I suggested a cheese sandwich and Donny eagerly accepted. He quickly added that bread kind of stuck in his craw and he’d need three or four beers to wash the crumbs down. My hopes for our conversation sank to a subterranean level unavailable to geologists. But since the brioche had completed its first rising, I removed it from the refrigerator along with a six-pack of Dos Equis. I punched down the cold, silky mass of dough, set it aside for its second rising, and proceeded to make Donny a sandwich of thickly sliced homemade bread, pesto, fresh tomato, and chčvre. He asked for his second beer when I placed the sandwich in front of him. I handed him the cold bottle with the hope that it might loosen his tongue to share information I hadn’t heard yet. I dreaded to think, though, what my husband would say about my plying an investigator with brewskis in the middle of the day.

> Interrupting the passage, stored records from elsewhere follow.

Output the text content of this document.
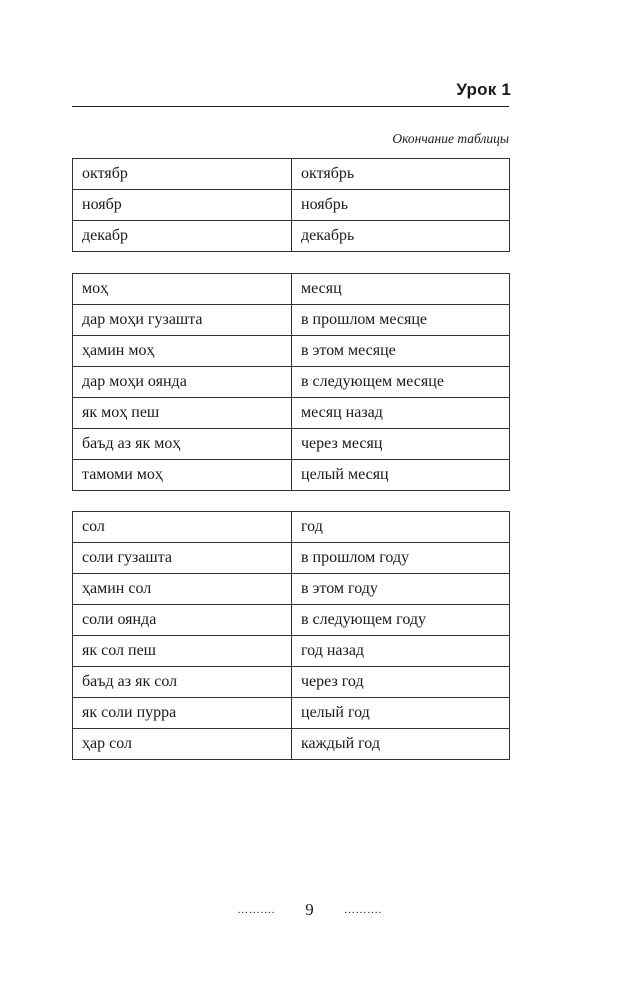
Урок 1
Окончание таблицы
октябр	октябрь
ноябр	ноябрь
декабр	декабрь
моҳ	месяц
дар моҳи гузашта	в прошлом месяце
ҳамин моҳ	в этом месяце
дар моҳи оянда	в следующем месяце
як моҳ пеш	месяц назад
баъд аз як моҳ	через месяц
тамоми моҳ	целый месяц
сол	год
соли гузашта	в прошлом году
ҳамин сол	в этом году
соли оянда	в следующем году
як сол пеш	год назад
баъд аз як сол	через год
як соли пурра	целый год
ҳар сол	каждый год
………. 9	……….
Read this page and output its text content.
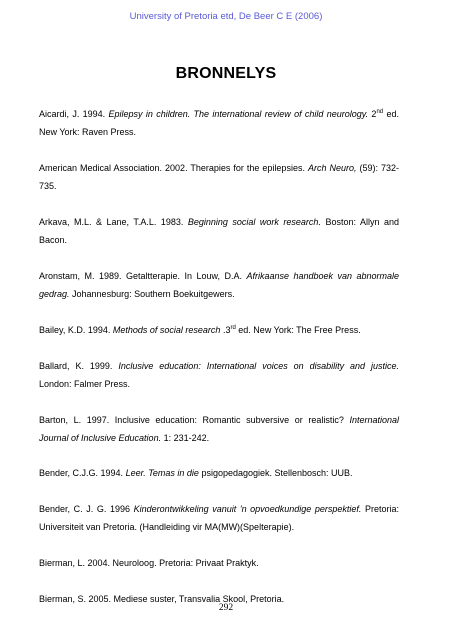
University of Pretoria etd, De Beer C E (2006)
BRONNELYS
Aicardi, J. 1994. Epilepsy in children. The international review of child neurology. 2nd ed. New York: Raven Press.
American Medical Association. 2002. Therapies for the epilepsies. Arch Neuro, (59): 732-735.
Arkava, M.L. & Lane, T.A.L. 1983. Beginning social work research. Boston: Allyn and Bacon.
Aronstam, M. 1989. Getaltterapie. In Louw, D.A. Afrikaanse handboek van abnormale gedrag. Johannesburg: Southern Boekuitgewers.
Bailey, K.D. 1994. Methods of social research .3rd ed. New York: The Free Press.
Ballard, K. 1999. Inclusive education: International voices on disability and justice. London: Falmer Press.
Barton, L. 1997. Inclusive education: Romantic subversive or realistic? International Journal of Inclusive Education. 1: 231-242.
Bender, C.J.G. 1994. Leer. Temas in die psigopedagogiek. Stellenbosch: UUB.
Bender, C. J. G. 1996 Kinderontwikkeling vanuit 'n opvoedkundige perspektief. Pretoria: Universiteit van Pretoria. (Handleiding vir MA(MW)(Spelterapie).
Bierman, L. 2004. Neuroloog. Pretoria: Privaat Praktyk.
Bierman, S. 2005. Mediese suster, Transvalia Skool, Pretoria.
292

“Say, this is pretty good!” Donny mumbled, mouth full. He took another enormous bite and munched thoughtfully. “Whaddaya call this white cheesy scum”

“Chčvre.” His horsey teeth pulled into a wide grin. “Nah, Goldy, that’s a truck.”

I forced a smile. “What do you want to talk about, Donny?”

“Okay,” he said seriously, wiping his mouth and then using his napkin to blow his nose. “Few things.” He swigged the beer. “Suz Craig. You found her.”

“Yep.” I decided I’d better cook. Otherwise the temptation to lose my temper might be too great. “I sure did find her.” I took out a cutting board and a zester and ran the tool down the side of a lemon. Zest strands curled outward, sending a fine, pungent mist of lemon oil onto the board. “I saw her in a ditch as I was driving down the road just before seven last Saturday.”

“And she was your ex-husband’s girlfriend.” “She was, indeed.” I minced the zest, then retrieved a coffee grinder that I used exclusively for pulverizing fruit zest and nuts. “Haven’t you read my statement?”

He gestured with the now-empty beer bottle and unsuccessfully repressed a belch. “I took a look at it. Now, what we need to establish here is John Richard Korman’s prior patterns. You know, his similar activity. How he used to beat you up. How he almost killed you. That’s the way I’ll build my case.” He eyed the Dos Equis carton longingly, but I ignored him. “Goldy,” he continued, gushing with sincerity, “I’ve seen lots of criminals like this before. Once they do it, they get a taste for it. They keep doing it. Until they kill somebody.”